For graduate students or those new to a field, one of the most anticipated parts of going to conferences is meeting with other scholars from the field. Knowing that all those people – whose books you have read, lectures you have listened to, and ideas you have benefitted from – will be there is exciting. But, this is also a very anxious experience because we often don’t know how to go about meeting them! Can I really just contact them and expect them to meet with me?
In this post, I want to outline how to meet with scholars at a conference. This is from my own experience (read failure) and I would love feedback from others.
Three Types of Meetings
It is important to determine what kind of meeting you expect with the person. Failure to do so can lead to some awkward moments.
1. Meet Them – This is the easiest encounter to pull off, and the easiest to ruin. Your real desire is to meet the person, with no real need to talk to them other than to say “Hi.” Be honest, the ultimate goal is to tweet your friends that you just met “So and So!” If this is the goal, and it is OK to admit it, do not contact them about meeting while at the conference just make it happen during the conference. Here are a few ways:
1. Check the conference schedule and find a session where they are involved. If interested, attend the session and before or after walk up and introduce yourself.
2. Find them at one of the main gatherings and introduce yourself.
3. Please be careful here, this starts to border on creepy! You see them at the conference center, hotel, dinner or wherever and want to approach them. So, you follow them discretely waiting for your chance to pounce. If you choose this route, a few suggestions: remember if you are doing it so are others; in this setting they just like you are busy doing something, even if it is just leaving; and get in and get out.
“Meeting them” is quite easy at a conference like SBLAAR. Just understand the goal – you just want to say you met them and there is no expectation of conversation or for them to even remember you.
2. Introduce Yourself – This level is also quite easy, but does require some planning. These people you want to talk with about your work, but only at a very basic level. For example, I am interested in the same topics or I have really benefitted from the broad scope of your work. In this encounter, your hope is not to have an in depth discussion but to open the door for further contact. Thus, you will need to do the following:
1. Contact them before the conference to set up a meeting time.
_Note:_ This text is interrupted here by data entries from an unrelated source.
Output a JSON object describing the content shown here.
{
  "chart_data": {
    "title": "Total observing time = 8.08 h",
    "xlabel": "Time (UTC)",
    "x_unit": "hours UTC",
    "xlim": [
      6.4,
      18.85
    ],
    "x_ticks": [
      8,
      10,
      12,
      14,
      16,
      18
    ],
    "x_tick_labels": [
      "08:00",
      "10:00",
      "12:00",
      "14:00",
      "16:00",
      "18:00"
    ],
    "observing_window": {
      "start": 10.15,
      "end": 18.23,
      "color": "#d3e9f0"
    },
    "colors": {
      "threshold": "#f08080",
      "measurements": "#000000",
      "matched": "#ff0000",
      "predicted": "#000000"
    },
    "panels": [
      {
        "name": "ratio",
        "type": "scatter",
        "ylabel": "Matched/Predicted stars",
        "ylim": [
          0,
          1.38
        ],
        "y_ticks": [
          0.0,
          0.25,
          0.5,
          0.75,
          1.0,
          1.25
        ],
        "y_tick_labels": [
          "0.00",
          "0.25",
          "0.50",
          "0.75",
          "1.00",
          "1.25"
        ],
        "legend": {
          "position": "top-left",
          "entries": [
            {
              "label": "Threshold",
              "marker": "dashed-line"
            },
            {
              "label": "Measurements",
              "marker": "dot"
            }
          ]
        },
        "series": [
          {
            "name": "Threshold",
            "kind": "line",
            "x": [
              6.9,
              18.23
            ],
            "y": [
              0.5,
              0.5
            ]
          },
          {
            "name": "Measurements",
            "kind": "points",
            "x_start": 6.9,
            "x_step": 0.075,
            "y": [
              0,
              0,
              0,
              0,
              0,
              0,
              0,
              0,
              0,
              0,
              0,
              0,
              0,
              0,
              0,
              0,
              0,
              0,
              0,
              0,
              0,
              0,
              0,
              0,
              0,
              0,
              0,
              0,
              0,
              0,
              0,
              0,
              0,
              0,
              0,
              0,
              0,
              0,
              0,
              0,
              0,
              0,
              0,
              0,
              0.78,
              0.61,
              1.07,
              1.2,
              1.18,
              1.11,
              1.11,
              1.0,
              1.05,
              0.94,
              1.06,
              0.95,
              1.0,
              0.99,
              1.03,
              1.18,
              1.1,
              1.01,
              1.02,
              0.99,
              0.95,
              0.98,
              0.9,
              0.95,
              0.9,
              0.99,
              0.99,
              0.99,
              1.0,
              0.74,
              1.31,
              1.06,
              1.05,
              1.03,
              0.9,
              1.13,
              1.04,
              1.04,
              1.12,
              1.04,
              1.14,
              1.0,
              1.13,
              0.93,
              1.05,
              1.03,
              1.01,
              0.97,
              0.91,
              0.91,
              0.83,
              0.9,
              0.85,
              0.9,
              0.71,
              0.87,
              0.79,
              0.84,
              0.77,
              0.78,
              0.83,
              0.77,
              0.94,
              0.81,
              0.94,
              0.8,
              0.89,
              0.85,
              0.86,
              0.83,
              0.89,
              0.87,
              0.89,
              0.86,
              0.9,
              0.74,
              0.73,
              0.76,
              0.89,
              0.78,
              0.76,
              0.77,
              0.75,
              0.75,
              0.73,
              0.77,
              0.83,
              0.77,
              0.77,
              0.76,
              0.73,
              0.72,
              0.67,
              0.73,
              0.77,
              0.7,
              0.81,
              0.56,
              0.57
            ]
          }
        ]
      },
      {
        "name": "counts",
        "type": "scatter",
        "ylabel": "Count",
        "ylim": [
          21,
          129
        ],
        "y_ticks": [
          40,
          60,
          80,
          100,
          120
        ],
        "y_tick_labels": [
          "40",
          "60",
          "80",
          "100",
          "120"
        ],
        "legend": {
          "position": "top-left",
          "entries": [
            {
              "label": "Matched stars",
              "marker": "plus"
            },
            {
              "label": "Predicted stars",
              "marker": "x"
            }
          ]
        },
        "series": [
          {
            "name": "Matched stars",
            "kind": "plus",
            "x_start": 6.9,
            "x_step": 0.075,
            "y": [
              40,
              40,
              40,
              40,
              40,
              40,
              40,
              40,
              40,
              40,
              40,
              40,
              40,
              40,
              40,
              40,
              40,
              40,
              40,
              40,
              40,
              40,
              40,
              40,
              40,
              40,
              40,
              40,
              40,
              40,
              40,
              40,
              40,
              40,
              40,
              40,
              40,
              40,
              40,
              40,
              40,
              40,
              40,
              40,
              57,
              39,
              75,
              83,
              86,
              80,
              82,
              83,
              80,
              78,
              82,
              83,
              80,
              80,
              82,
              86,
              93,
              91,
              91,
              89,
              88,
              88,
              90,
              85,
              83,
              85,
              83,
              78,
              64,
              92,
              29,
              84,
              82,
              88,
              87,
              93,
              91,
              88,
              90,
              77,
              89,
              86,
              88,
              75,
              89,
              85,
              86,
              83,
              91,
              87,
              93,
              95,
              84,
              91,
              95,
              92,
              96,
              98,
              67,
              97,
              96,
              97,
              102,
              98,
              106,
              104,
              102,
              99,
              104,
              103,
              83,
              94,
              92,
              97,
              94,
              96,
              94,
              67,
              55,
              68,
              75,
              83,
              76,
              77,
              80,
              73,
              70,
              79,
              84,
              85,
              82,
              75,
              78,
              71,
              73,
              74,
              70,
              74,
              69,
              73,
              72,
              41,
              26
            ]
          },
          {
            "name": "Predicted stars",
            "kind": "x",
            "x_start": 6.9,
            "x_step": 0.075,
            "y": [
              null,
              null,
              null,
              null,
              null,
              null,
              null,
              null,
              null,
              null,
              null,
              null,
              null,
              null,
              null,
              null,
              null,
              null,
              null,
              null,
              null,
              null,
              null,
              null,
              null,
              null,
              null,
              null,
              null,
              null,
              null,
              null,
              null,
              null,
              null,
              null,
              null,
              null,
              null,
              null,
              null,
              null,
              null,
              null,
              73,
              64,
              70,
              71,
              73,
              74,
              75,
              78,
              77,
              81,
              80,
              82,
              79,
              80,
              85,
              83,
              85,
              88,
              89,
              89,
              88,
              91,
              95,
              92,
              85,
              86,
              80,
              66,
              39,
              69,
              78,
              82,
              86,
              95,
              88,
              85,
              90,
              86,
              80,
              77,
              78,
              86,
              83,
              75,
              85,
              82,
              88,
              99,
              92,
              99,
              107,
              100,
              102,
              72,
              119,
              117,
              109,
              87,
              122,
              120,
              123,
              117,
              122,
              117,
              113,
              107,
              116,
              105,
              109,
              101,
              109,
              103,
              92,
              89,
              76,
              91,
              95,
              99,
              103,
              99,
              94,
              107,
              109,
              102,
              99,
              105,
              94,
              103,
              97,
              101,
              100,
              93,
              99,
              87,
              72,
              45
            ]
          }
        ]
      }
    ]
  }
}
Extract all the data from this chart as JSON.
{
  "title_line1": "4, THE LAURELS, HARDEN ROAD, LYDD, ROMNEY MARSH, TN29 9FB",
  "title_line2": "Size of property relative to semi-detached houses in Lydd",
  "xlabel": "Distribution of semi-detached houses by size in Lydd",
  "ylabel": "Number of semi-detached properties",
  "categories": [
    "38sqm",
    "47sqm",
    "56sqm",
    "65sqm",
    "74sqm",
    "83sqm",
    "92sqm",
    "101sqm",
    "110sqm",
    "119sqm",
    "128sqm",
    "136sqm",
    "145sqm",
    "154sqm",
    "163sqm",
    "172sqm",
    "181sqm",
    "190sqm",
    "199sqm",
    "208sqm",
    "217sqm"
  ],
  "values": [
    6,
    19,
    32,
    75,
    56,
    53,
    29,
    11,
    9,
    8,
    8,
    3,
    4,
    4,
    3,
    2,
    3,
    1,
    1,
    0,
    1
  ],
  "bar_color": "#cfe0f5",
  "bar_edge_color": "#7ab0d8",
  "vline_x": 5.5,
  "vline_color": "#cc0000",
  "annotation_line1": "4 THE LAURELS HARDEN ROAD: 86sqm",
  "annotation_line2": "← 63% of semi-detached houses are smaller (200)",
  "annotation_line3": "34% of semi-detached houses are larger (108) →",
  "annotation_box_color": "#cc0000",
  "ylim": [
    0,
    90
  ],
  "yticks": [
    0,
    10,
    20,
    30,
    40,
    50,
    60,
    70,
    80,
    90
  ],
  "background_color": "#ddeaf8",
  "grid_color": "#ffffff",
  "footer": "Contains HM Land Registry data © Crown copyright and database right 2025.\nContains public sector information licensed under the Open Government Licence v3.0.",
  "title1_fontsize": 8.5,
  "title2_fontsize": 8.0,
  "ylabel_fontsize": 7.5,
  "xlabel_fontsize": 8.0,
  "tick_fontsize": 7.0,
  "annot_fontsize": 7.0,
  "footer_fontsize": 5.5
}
This type of meeting will not take more than 30 minutes (15 minutes is probably the best).
2. Your initial contact should state you would why you want to meet (Example from an email I sent this year, “I would enjoy having the opportunity to talk about the common objections to the use of cognitive linguistics in biblical studies.”), and offer a few times that you can meet (this will show them how long you plan on meeting). Keep it short and to the point.
3. Before the meeting, prepare a few things: first, a one-or-two sentence explanation of you interests/research; a couple of questions that will allow them to opportunity to talk; if you don’t have a business card, something that you can hand them with your contact information; and finally ask about contacting them in the future for more conversation.
4. After the conference (with SBLAAR being week of Thanksgiving wait until the next week), send a follow-up email saying thanks for the time and with your contact information one more time. Also, mention that you look forward to talking again.
“Getting introduced” is fairly easy at most conferences, but remember the point – to open up avenue for further discussion. Do not take much of their time, or try to accomplish more than getting acquainted. This has been one of my common mistakes, moving “in for the kill” to quickly. Take the long view and use these times to foster ongoing relationships.
3. Deep Discussion – The third level of meeting is the hardest…it takes time, a place conducive to discussion, and the most preparation. You should only try to have a couple of these during any one conference and it should probably be with those you are already acquainted.
1. Like above, contact the person and be specific about intentions.
2. Once meeting is set, follow-up (assume through email) with more information about meeting. Give your interests and specific questions you have for them.
3. At them meeting, be ready to remind them of material in previous contact and have an agenda prepared (can be as easy as list of prepared questions). It is OK to spend a few minutes catching up/getting to know but this is a meeting about something specific. You must be focused on getting your questions answered in the amount of time you have with them. Remember, the meeting is about getting their ideas not talking through your own. After all, your ideas will still be there when you get home! Also, it is your job to make sure to end the discussion on time. No matter how good the discussion is going, when the time is up offer the opportunity to leave! If they choose to stay all bets are off, but you do not want to be in the situation of getting shut down. It leaves a bad taste and makes it hard to contact them in the future.
This level of contact is hard because conferences are already a busy time. If you desire to meet with someone in this manner, contact them well in advance of the conference, secure a place that feel is conducive to meet, and offer, if able, to pay for coffee or meal.
Well, that is my advice. What has worked for you?
As for this year, I have zero of the first encounters (took care of my list at a conference early this year), 3 of the second encounters, and 2 of the third encounters.